La crise née de la mascarade électorale du 24 mars 2019 fait dire à certains que le pays serait divisé en 2 camps irréconciliables. La si...
La crise née de la mascarade électorale du 24 mars 2019 fait dire à certains que le pays serait divisé en 2 camps irréconciliables. La situation est plus complexe que cela. Le Peuple comorien, dans sa grande majorité, semble indifférent pour l’instant à la lutte qui oppose la mouvance présidentielle à l’opposition regroupée autour du Conseil National de Transition
Les candidats de l’opposition, qui se dit majoritaire à l’issue du scrutin, se sont retrouvés bien seuls devant le siège de l’assemblée de l’Union le dimanche 24 mars. Le Peuple n’a pas répondu à l’appel du candidat Mohamed Soilihi dit Campagnard l’exhortant d’affluer en masse au Palais du Peuple pour empêcher le convoyage et la centralisation des urnes.
Le Peuple serait-il avec Azali ? Si tel est le cas, les rues devaient être SPONTANEMENT inondées de monde à l’annonce de sa victoire à 60 % dès le 1er tour quelques jours plus tard. Que nenni ! Il a fallu l’autorisation présidentielle pour que quelques Comoriens aillent célébrer le GWA NDZIMA de leur champion « dans un hôtel, entre 4 murs, loin de tout, loin du peuple… »
A la fin des années 80, près d’un millier de personnes s’était réuni le jour de l’Id el Fitr au domicile d’un opposant à la dictature d’Ahmed Abadallah Abdéremane. La réunion fut dispersée par les gendarmes à coups de grenades lacrymogènes. Des responsables furent arrêtées. Comme tant d’autres, je fus blessé lors de la dispersion de la réunion. Nous aurions pu subir un sort plus triste, de la part des mercenaires et des soldats de Garde Présidentielle. Nous étions pleinement conscients du risque mais nous sommes allés défier le régime d’Ahmed Abdallah car nous croyons au bien-fondé de notre lutte et à notre leader.
Aujourd’hui, les gens ne prennent pas ce genre de risque car ils ne croient plus à la politique. L’audience de la très grande majorité des hommes politiques aujourd’hui ne dépasse pas le cadre villageois. Au-delà, l’engagement politique se limite à glisser un bulletin de vote dans l’urne en échange de quelques billets de banque, de mabawas grillés ou de canettes de bière. Les Comoriens sont devenus des « Sergent Masamba » : « Moi pas besoin galons, foutez-moi du riz »
Sambi est aujourd’hui le seul homme politique qui arrive à drainer des masses. Son bilan à la tête de l’Etat est catastrophique mais il continue toujours à subjuguer le Peuple par sa verve et son accoutrement. « Si umwandza ba ye uvuliwa », disent les uns. «Si wudjipviwa naye bayena faswaha », enchaînent les autres.

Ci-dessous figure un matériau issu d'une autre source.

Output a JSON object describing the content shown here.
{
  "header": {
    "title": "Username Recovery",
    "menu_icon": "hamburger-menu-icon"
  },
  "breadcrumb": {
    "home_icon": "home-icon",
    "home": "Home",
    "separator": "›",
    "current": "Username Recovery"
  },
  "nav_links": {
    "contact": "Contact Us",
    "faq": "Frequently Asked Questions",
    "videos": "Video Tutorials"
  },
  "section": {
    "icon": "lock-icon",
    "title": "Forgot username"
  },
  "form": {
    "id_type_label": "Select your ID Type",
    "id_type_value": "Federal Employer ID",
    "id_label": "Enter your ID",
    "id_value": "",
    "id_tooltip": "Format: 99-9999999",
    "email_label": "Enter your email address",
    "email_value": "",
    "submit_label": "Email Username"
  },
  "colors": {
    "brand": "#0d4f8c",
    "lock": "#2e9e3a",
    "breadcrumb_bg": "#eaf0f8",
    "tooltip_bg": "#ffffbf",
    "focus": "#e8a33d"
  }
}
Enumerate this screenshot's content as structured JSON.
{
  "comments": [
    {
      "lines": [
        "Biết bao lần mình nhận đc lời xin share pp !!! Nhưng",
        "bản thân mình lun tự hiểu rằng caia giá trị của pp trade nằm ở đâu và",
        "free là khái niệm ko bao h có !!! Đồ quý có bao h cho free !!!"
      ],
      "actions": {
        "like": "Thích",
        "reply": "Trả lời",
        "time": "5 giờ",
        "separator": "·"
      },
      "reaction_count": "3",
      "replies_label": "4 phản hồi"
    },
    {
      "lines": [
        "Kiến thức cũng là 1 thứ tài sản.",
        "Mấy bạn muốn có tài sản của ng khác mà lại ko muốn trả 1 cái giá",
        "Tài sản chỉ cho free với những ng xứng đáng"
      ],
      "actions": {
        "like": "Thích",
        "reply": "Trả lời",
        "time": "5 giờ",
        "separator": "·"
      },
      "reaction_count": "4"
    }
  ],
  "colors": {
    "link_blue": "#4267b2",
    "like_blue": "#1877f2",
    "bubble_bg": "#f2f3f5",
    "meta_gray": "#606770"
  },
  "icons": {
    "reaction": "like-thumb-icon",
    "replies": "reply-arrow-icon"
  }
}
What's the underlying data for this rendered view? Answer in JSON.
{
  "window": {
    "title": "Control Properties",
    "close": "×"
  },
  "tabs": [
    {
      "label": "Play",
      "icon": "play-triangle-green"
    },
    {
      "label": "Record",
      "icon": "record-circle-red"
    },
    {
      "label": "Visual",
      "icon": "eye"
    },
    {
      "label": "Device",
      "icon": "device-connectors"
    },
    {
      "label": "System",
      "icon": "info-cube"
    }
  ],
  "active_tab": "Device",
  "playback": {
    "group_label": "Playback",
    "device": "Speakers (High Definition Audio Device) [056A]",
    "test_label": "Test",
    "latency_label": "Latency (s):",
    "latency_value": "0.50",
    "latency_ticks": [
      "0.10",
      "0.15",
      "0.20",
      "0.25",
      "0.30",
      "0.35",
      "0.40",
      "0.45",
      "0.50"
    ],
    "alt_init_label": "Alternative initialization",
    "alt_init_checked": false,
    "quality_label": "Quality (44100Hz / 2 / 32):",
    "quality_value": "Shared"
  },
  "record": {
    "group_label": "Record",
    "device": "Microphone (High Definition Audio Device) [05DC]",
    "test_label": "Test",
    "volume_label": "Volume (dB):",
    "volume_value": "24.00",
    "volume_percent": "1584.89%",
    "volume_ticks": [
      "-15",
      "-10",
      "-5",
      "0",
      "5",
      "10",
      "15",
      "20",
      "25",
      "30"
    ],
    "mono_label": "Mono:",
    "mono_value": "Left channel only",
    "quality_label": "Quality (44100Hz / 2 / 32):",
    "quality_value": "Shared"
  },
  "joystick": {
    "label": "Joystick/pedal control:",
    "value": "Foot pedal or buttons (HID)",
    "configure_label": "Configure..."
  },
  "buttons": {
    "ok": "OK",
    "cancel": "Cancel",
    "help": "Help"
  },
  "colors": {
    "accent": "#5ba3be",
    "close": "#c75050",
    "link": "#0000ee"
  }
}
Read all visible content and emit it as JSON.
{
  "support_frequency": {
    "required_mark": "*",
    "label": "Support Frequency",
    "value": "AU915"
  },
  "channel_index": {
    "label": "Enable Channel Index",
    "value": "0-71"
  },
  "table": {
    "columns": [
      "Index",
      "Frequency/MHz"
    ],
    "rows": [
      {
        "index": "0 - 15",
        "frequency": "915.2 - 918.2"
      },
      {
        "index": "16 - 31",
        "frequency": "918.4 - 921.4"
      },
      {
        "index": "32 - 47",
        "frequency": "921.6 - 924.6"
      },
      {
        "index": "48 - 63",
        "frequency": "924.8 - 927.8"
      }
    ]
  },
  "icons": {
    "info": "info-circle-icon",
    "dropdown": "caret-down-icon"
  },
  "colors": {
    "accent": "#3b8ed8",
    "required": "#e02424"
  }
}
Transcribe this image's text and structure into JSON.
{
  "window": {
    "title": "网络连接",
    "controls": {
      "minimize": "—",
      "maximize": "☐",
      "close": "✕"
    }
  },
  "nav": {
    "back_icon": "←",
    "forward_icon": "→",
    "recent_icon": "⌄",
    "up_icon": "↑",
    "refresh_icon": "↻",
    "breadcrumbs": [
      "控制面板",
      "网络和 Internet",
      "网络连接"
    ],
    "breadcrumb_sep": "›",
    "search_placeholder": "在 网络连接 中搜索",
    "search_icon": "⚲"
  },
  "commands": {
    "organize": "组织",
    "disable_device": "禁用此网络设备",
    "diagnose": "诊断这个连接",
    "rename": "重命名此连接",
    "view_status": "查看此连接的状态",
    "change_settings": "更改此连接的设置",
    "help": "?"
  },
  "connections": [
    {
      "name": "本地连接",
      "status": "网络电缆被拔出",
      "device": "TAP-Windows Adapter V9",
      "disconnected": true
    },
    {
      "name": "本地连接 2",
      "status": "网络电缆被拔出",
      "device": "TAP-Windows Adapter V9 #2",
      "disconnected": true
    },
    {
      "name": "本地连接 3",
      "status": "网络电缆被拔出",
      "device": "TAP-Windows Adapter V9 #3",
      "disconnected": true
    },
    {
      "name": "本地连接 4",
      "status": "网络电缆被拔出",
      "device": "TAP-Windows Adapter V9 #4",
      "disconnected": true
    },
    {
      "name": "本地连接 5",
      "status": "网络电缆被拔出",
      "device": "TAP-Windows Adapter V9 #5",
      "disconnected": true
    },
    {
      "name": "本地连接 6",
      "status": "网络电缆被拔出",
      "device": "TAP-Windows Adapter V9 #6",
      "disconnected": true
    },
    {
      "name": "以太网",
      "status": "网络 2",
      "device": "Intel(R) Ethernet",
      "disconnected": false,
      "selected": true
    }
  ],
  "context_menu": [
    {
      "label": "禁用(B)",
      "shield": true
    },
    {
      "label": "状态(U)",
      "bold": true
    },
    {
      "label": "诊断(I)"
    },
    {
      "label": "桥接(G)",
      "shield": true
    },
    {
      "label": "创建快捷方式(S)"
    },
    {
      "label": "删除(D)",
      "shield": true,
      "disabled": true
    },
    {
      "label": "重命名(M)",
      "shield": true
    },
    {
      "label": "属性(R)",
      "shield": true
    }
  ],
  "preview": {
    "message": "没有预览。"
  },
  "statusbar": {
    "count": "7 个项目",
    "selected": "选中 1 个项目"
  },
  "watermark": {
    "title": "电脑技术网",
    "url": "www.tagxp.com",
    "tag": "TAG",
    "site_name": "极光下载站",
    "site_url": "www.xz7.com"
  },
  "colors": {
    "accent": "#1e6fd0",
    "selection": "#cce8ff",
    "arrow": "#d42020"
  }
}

Il fut une époque où il fallait être solide intellectuellement, cohérent politiquement, doté d’un charisme naturel et avoir marqué le pays de son empreinte sur le plan professionnel pour prétendre au leadership politique. Cette race de grands politiciens a disparu. Certains sont morts. Les autres n’ont plus l’énergie d’antan et sont considérés comme trop vieux pour s’impliquer dans le combat politique. Ceux qui prétendent avoir pris la relève n’ont pas l’épaisseur de leurs aînés. Voilà pourquoi le Peuple devenu orphelin se détourne de la politique.
Ce désintérêt du Peuple pour la politique constitue un grave danger car PERSONNE, je dis bien PERSONNE, ne pourra relever, construire, développer le pays sans adhésion populaire. Le pays a besoin d’une MAJORITE FORTE et d’UNE OPPOSITION FORTE. Nous n’avons ni l’une ni l’autre.